Finance Minister Pranab Mukherjee left the salaried class looking for more.
Both taxpayers and financial planners say the rise in the income-tax exemption limit to Rs 1,80,000 from Rs 1,60,000 is not enough in the face of high inflation that has pushed up their expenses.
The finance minister, however extended the tax deduction under Section 80C on investment in infrastructure bonds of up to Rs 20,000 for one more year.
By raising the tax exemption limit by Rs 20,000, the government has left an additional Rs 2,060 per annum – a humble Rs 171 per month – more in the hands of individuals.
Rohit Agarwal, a resident of Som Vihar in New Delhi, who has witnessed a significant rise in his household expenses over the past several months, said he was disappointed as he was looking for more reliefs.
“It is meaningless and brings no difference to me,” he said.
However Agarwal, who has a family of four and runs a strategic consulting firm called Maverick, said that his father who is now 77 will benefit when he hits 80 and will enter the new “very senior citizen: category and claim exemption on taxable income of up to Rs 5 lakh.
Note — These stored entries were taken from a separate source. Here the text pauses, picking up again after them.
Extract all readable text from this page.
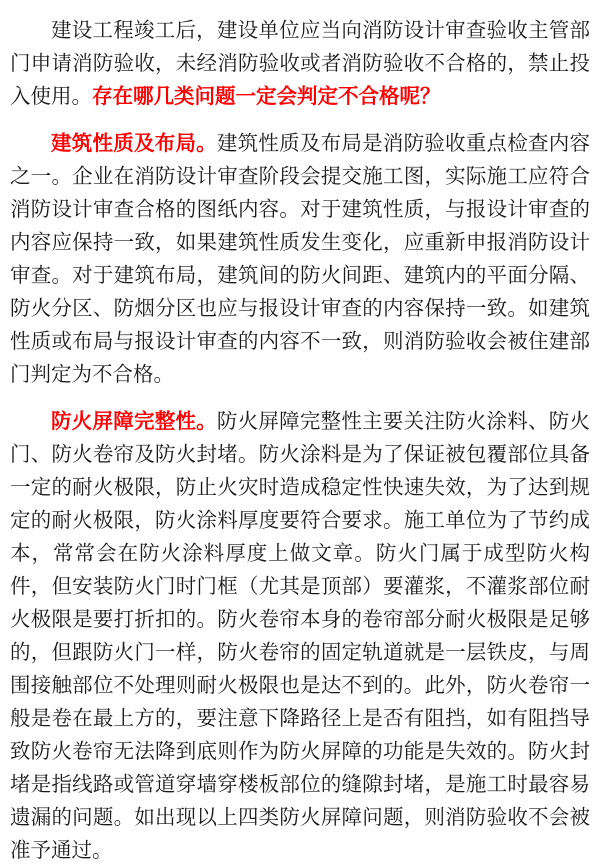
建设工程竣工后，建设单位应当向消防设计审查验收主管部门申请消防验收，未经消防验收或者消防验收不合格的，禁止投入使用。存在哪几类问题一定会判定不合格呢？

建筑性质及布局。建筑性质及布局是消防验收重点检查内容之一。企业在消防设计审查阶段会提交施工图，实际施工应符合消防设计审查合格的图纸内容。对于建筑性质，与报设计审查的内容应保持一致，如果建筑性质发生变化，应重新申报消防设计审查。对于建筑布局，建筑间的防火间距、建筑内的平面分隔、防火分区、防烟分区也应与报设计审查的内容保持一致。如建筑性质或布局与报设计审查的内容不一致，则消防验收会被住建部门判定为不合格。

防火屏障完整性。防火屏障完整性主要关注防火涂料、防火门、防火卷帘及防火封堵。防火涂料是为了保证被包覆部位具备一定的耐火极限，防止火灾时造成稳定性快速失效，为了达到规定的耐火极限，防火涂料厚度要符合要求。施工单位为了节约成本，常常会在防火涂料厚度上做文章。防火门属于成型防火构件，但安装防火门时门框（尤其是顶部）要灌浆，不灌浆部位耐火极限是要打折扣的。防火卷帘本身的卷帘部分耐火极限是足够的，但跟防火门一样，防火卷帘的固定轨道就是一层铁皮，与周围接触部位不处理则耐火极限也是达不到的。此外，防火卷帘一般是卷在最上方的，要注意下降路径上是否有阻挡，如有阻挡导致防火卷帘无法降到底则作为防火屏障的功能是失效的。防火封堵是指线路或管道穿墙穿楼板部位的缝隙封堵，是施工时最容易遗漏的问题。如出现以上四类防火屏障问题，则消防验收不会被准予通过。
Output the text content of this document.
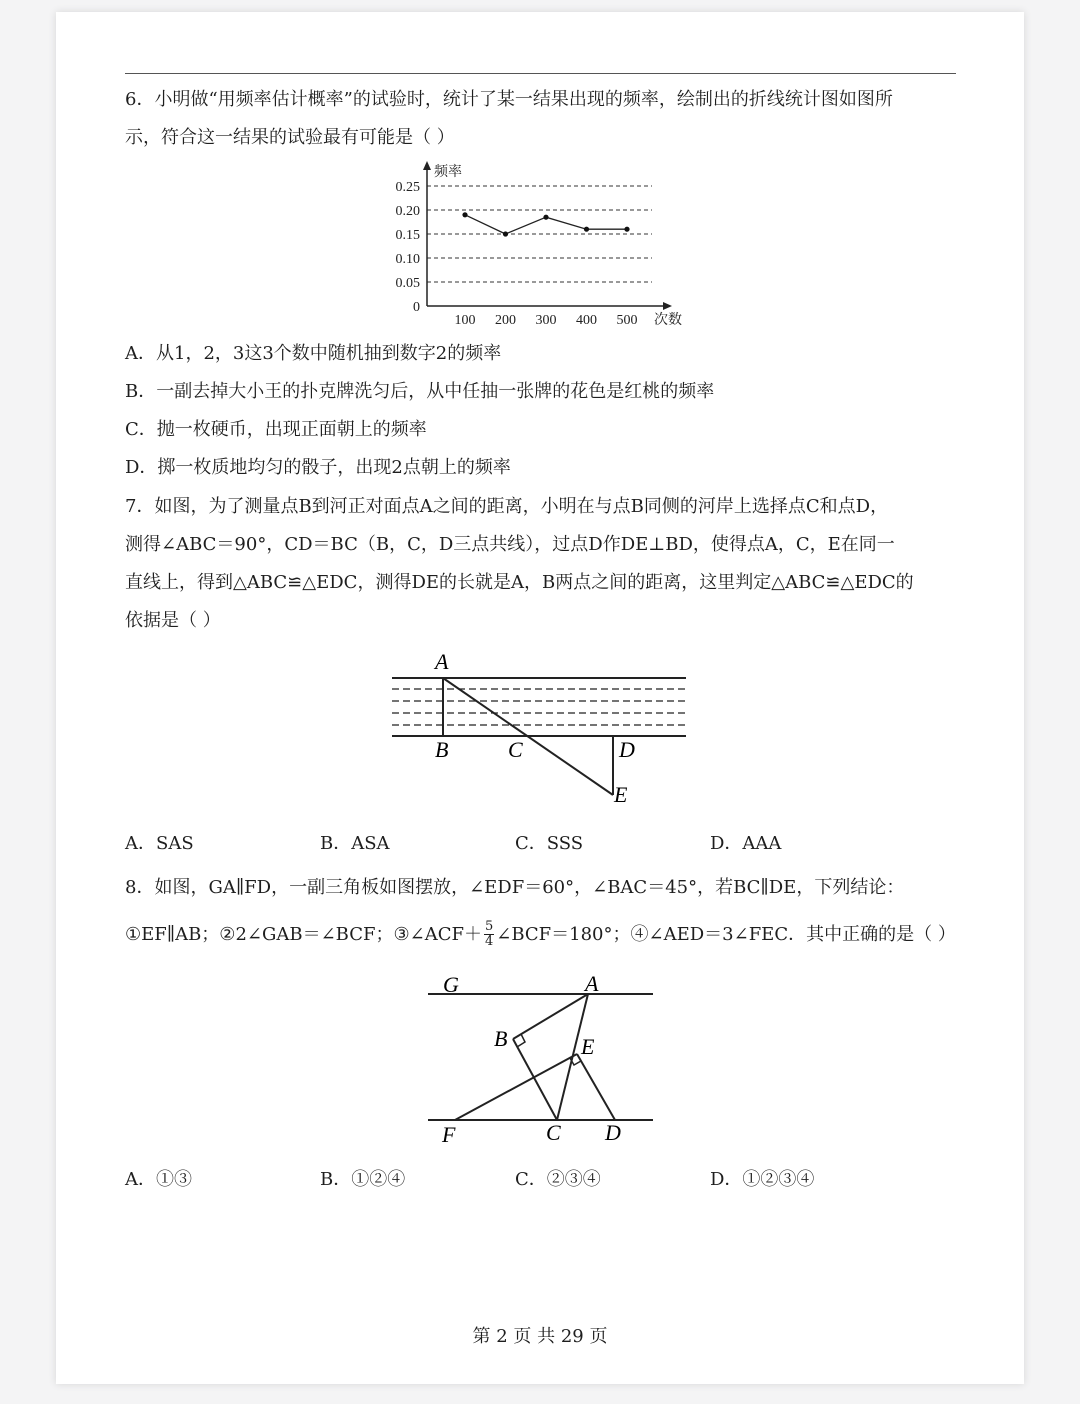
6．小明做“用频率估计概率”的试验时，统计了某一结果出现的频率，绘制出的折线统计图如图所
示，符合这一结果的试验最有可能是（ ）
0.25
0.20
0.15
0.10
0.05
0
频率
次数
100 200 300 400 500
A．从1，2，3这3个数中随机抽到数字2的频率
B．一副去掉大小王的扑克牌洗匀后，从中任抽一张牌的花色是红桃的频率
C．抛一枚硬币，出现正面朝上的频率
D．掷一枚质地均匀的骰子，出现2点朝上的频率
7．如图，为了测量点B到河正对面点A之间的距离，小明在与点B同侧的河岸上选择点C和点D，
测得∠ABC＝90°，CD＝BC（B，C，D三点共线），过点D作DE⊥BD，使得点A，C，E在同一
直线上，得到△ABC≌△EDC，测得DE的长就是A，B两点之间的距离，这里判定△ABC≌△EDC的
依据是（ ）
A
B	C	D
E
A．SAS	B．ASA	C．SSS	D．AAA
8．如图，GA∥FD，一副三角板如图摆放，∠EDF＝60°，∠BAC＝45°，若BC∥DE，下列结论：
①EF∥AB；②2∠GAB＝∠BCF；③∠ACF＋ $\frac{5}{4}$ ∠BCF＝180°；④∠AED＝3∠FEC．其中正确的是（ ）
G	A
B	E
F	C D
A．①③	B．①②④	C．②③④	D．①②③④
第 2 页 共 29 页
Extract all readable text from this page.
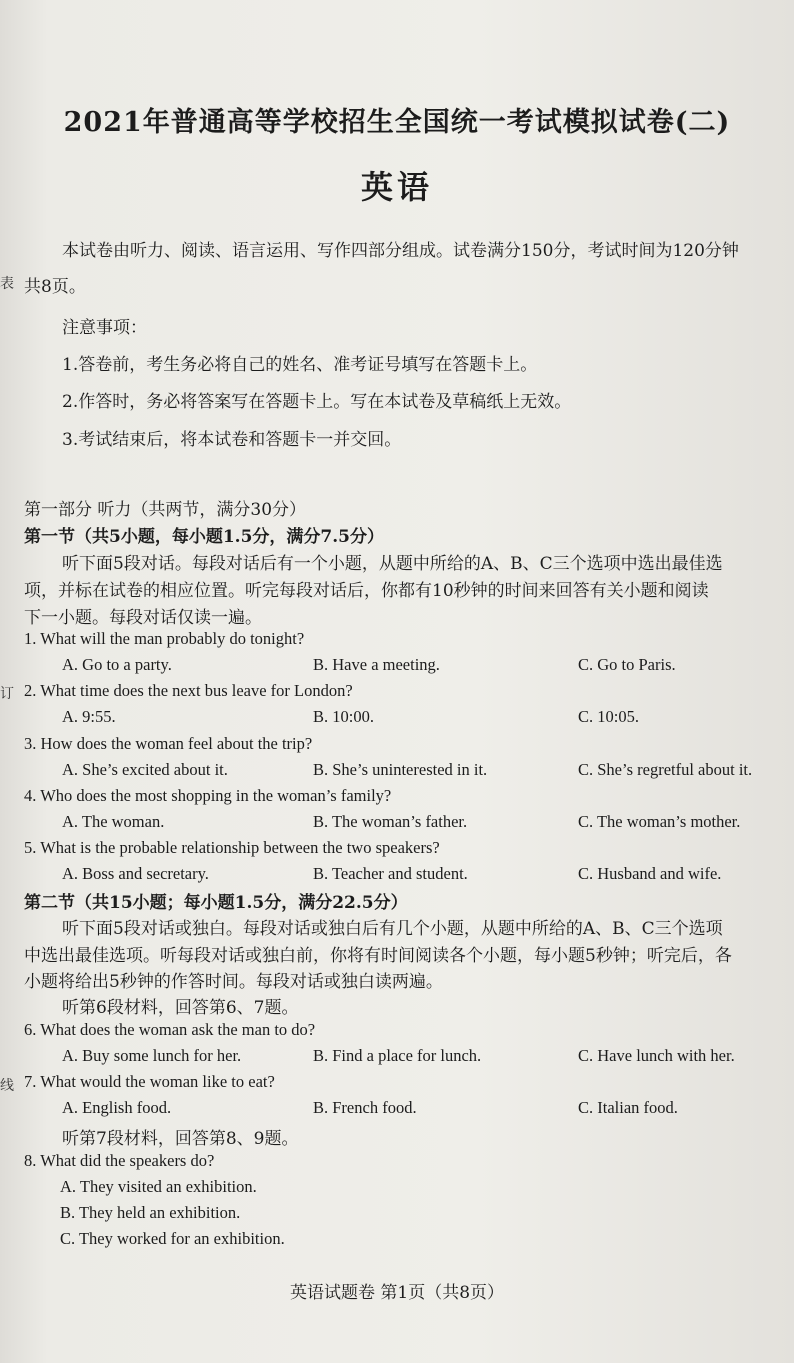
2021年普通高等学校招生全国统一考试模拟试卷(二)
英语
本试卷由听力、阅读、语言运用、写作四部分组成。试卷满分150分，考试时间为120分钟
表 共8页。
注意事项：
1.答卷前，考生务必将自己的姓名、准考证号填写在答题卡上。
2.作答时，务必将答案写在答题卡上。写在本试卷及草稿纸上无效。
3.考试结束后，将本试卷和答题卡一并交回。
第一部分 听力（共两节，满分30分）
第一节（共5小题，每小题1.5分，满分7.5分）
听下面5段对话。每段对话后有一个小题，从题中所给的A、B、C三个选项中选出最佳选
项，并标在试卷的相应位置。听完每段对话后，你都有10秒钟的时间来回答有关小题和阅读
下一小题。每段对话仅读一遍。
1. What will the man probably do tonight?
A. Go to a party.	B. Have a meeting.	C. Go to Paris.
订 2. What time does the next bus leave for London?
A. 9:55.	B. 10:00.	C. 10:05.
3. How does the woman feel about the trip?
A. She’s excited about it.	B. She’s uninterested in it.	C. She’s regretful about it.
4. Who does the most shopping in the woman’s family?
A. The woman.	B. The woman’s father.	C. The woman’s mother.
5. What is the probable relationship between the two speakers?
A. Boss and secretary.	B. Teacher and student.	C. Husband and wife.
第二节（共15小题；每小题1.5分，满分22.5分）
听下面5段对话或独白。每段对话或独白后有几个小题，从题中所给的A、B、C三个选项
中选出最佳选项。听每段对话或独白前，你将有时间阅读各个小题，每小题5秒钟；听完后，各
小题将给出5秒钟的作答时间。每段对话或独白读两遍。
听第6段材料，回答第6、7题。
6. What does the woman ask the man to do?
A. Buy some lunch for her.	B. Find a place for lunch.	C. Have lunch with her.
线 7. What would the woman like to eat?
A. English food.	B. French food.	C. Italian food.
听第7段材料，回答第8、9题。
8. What did the speakers do?
A. They visited an exhibition.
B. They held an exhibition.
C. They worked for an exhibition.
英语试题卷 第1页（共8页）
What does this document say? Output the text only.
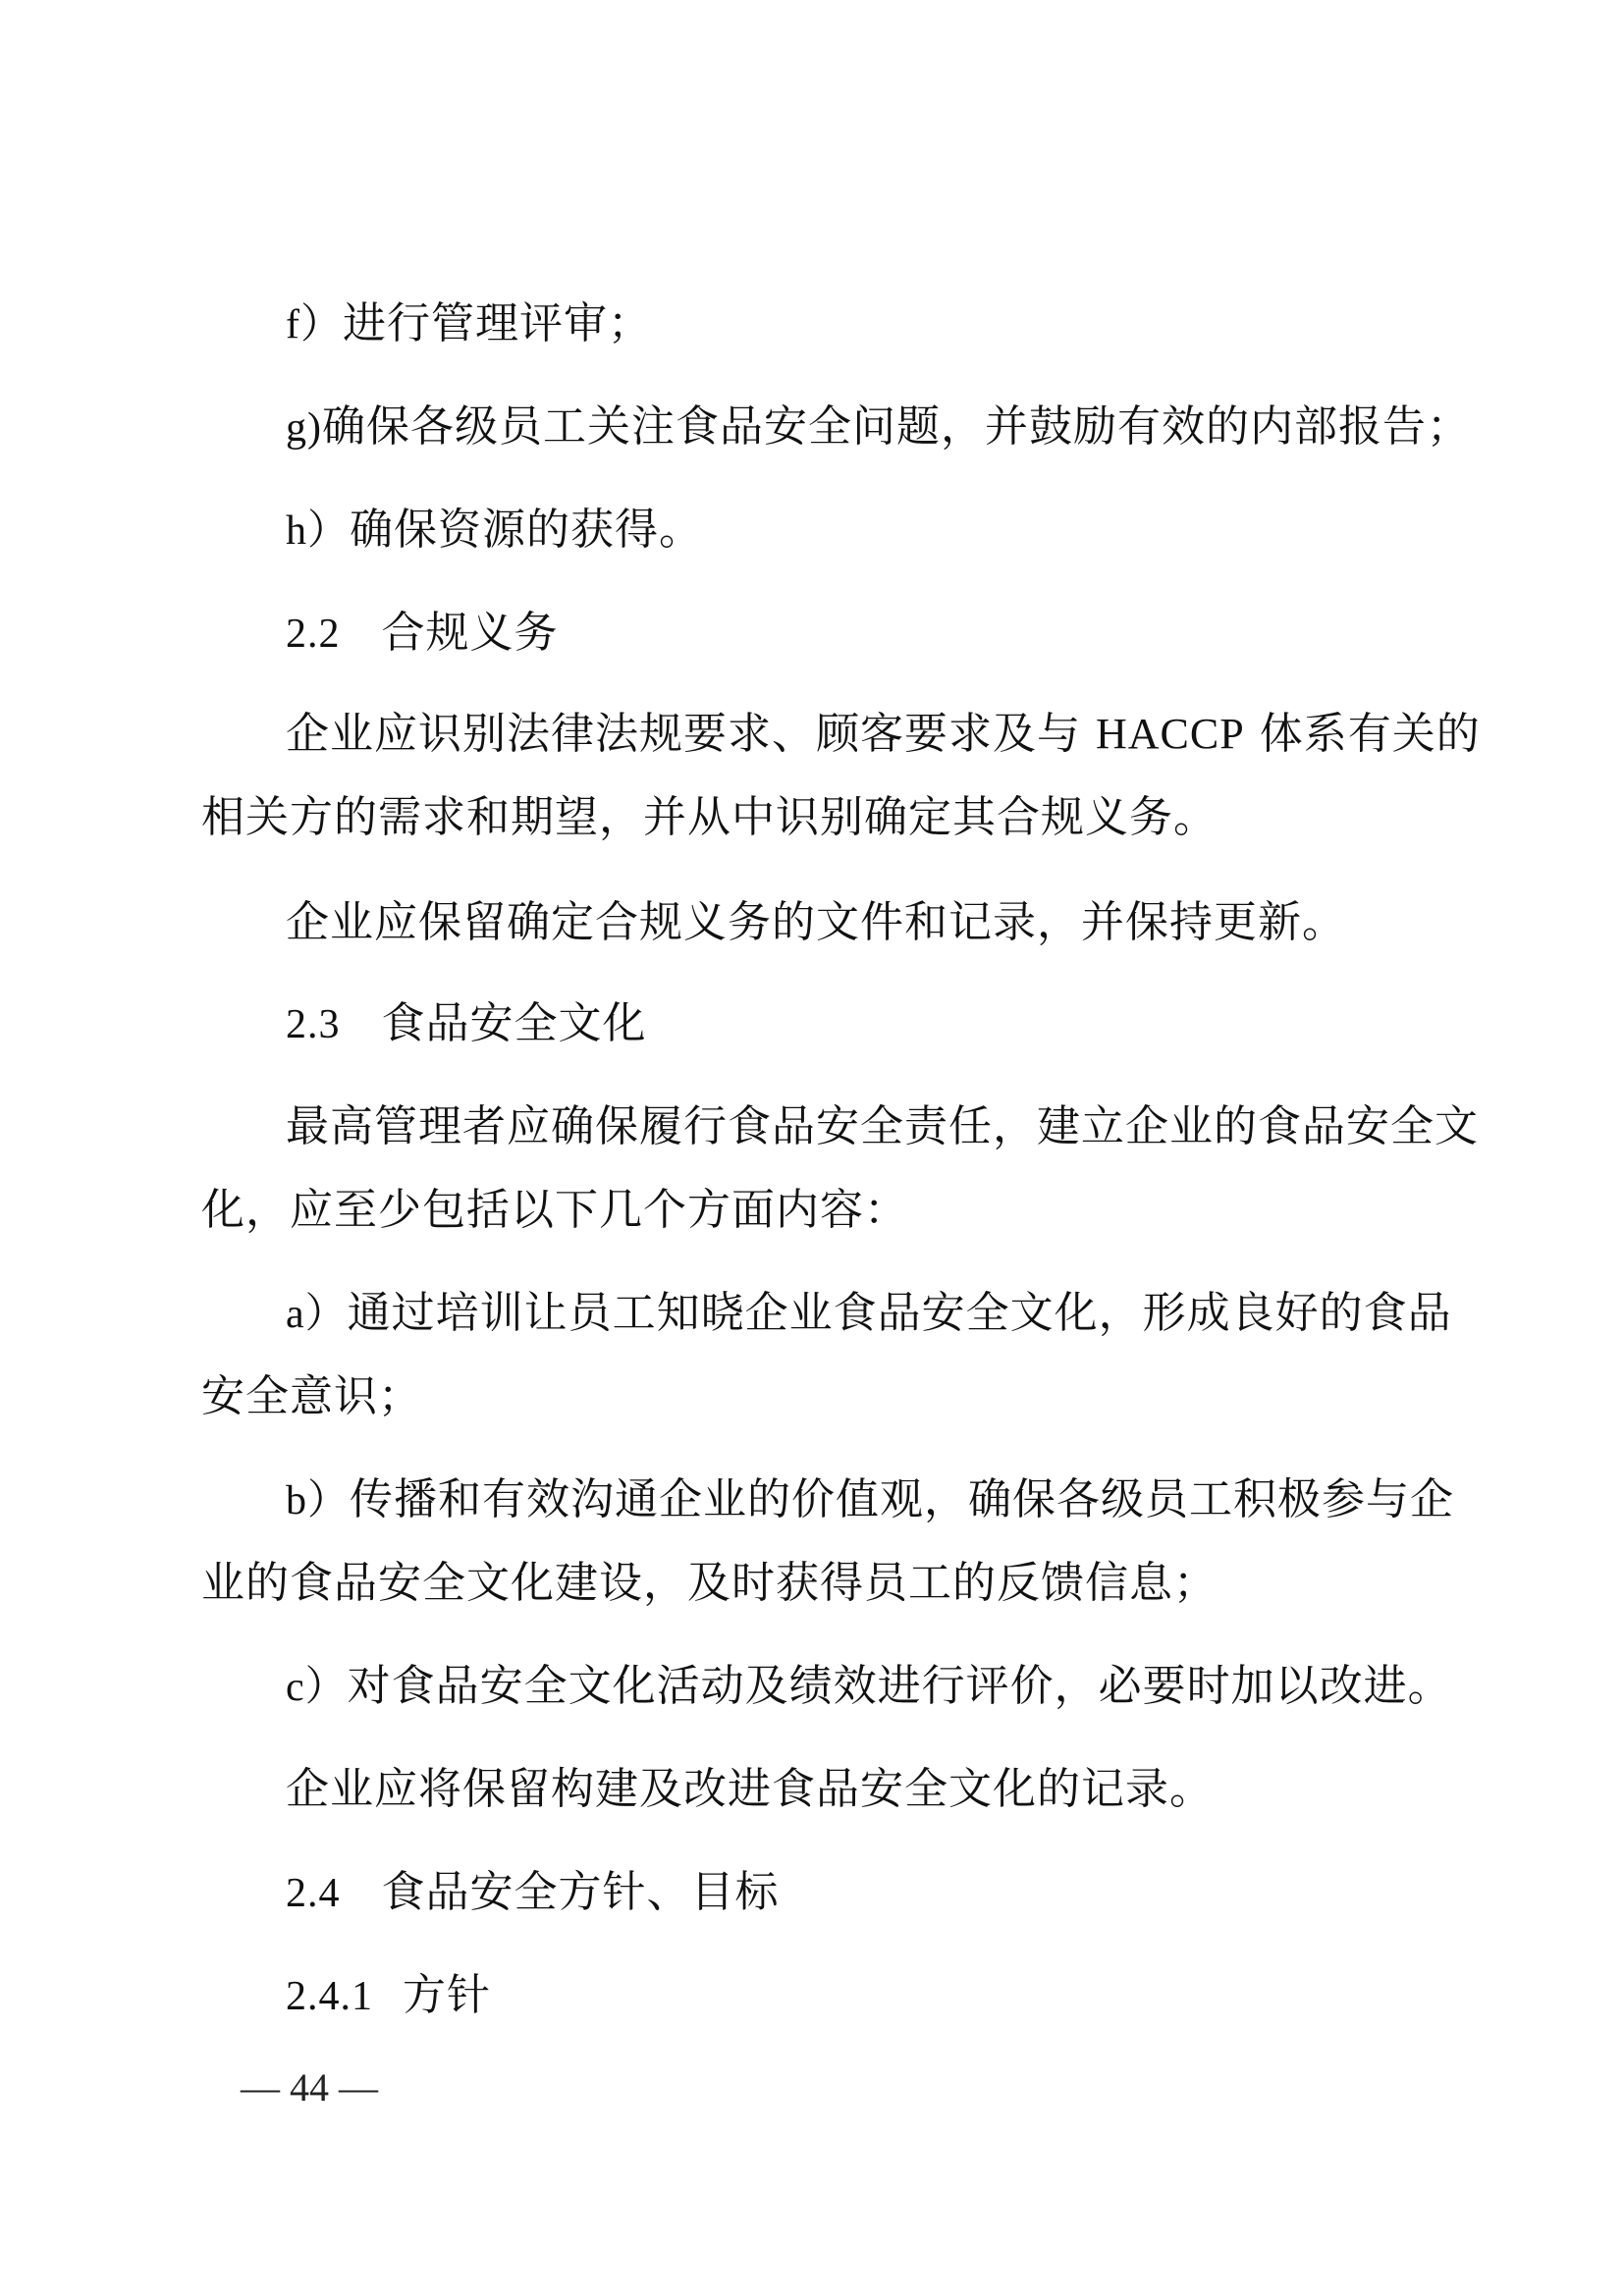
f）进行管理评审；
g)确保各级员工关注食品安全问题，并鼓励有效的内部报告；
h）确保资源的获得。
2.2 合规义务
企业应识别法律法规要求、顾客要求及与 HACCP 体系有关的
相关方的需求和期望，并从中识别确定其合规义务。
企业应保留确定合规义务的文件和记录，并保持更新。
2.3 食品安全文化
最高管理者应确保履行食品安全责任，建立企业的食品安全文
化，应至少包括以下几个方面内容：
a）通过培训让员工知晓企业食品安全文化，形成良好的食品
安全意识；
b）传播和有效沟通企业的价值观，确保各级员工积极参与企
业的食品安全文化建设，及时获得员工的反馈信息；
c）对食品安全文化活动及绩效进行评价，必要时加以改进。
企业应将保留构建及改进食品安全文化的记录。
2.4 食品安全方针、目标
2.4.1 方针
— 44 —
Though the minister extended the infrastructure bond benefit, the fact that the companies that came with their bonds have not been able to get full subscription to their bonds is a matter of concern.
“I think the government should make it more meaningful and attractive by increasing the limit of investment in it,” said an expert who did not wish to be named.
Experts also feel that the government should have done more in terms of offering tax breaks to individuals. “The government should have come out with bold steps as raising the exemption limit from Rs 1,60,000 to Rs 1,80,000 will have no material impact,” said Amar Pandit, a Mumbai-based financial planner.
While there is nothing to cheer about, some experts feel that no hike in the excise tax and service tax is a good news.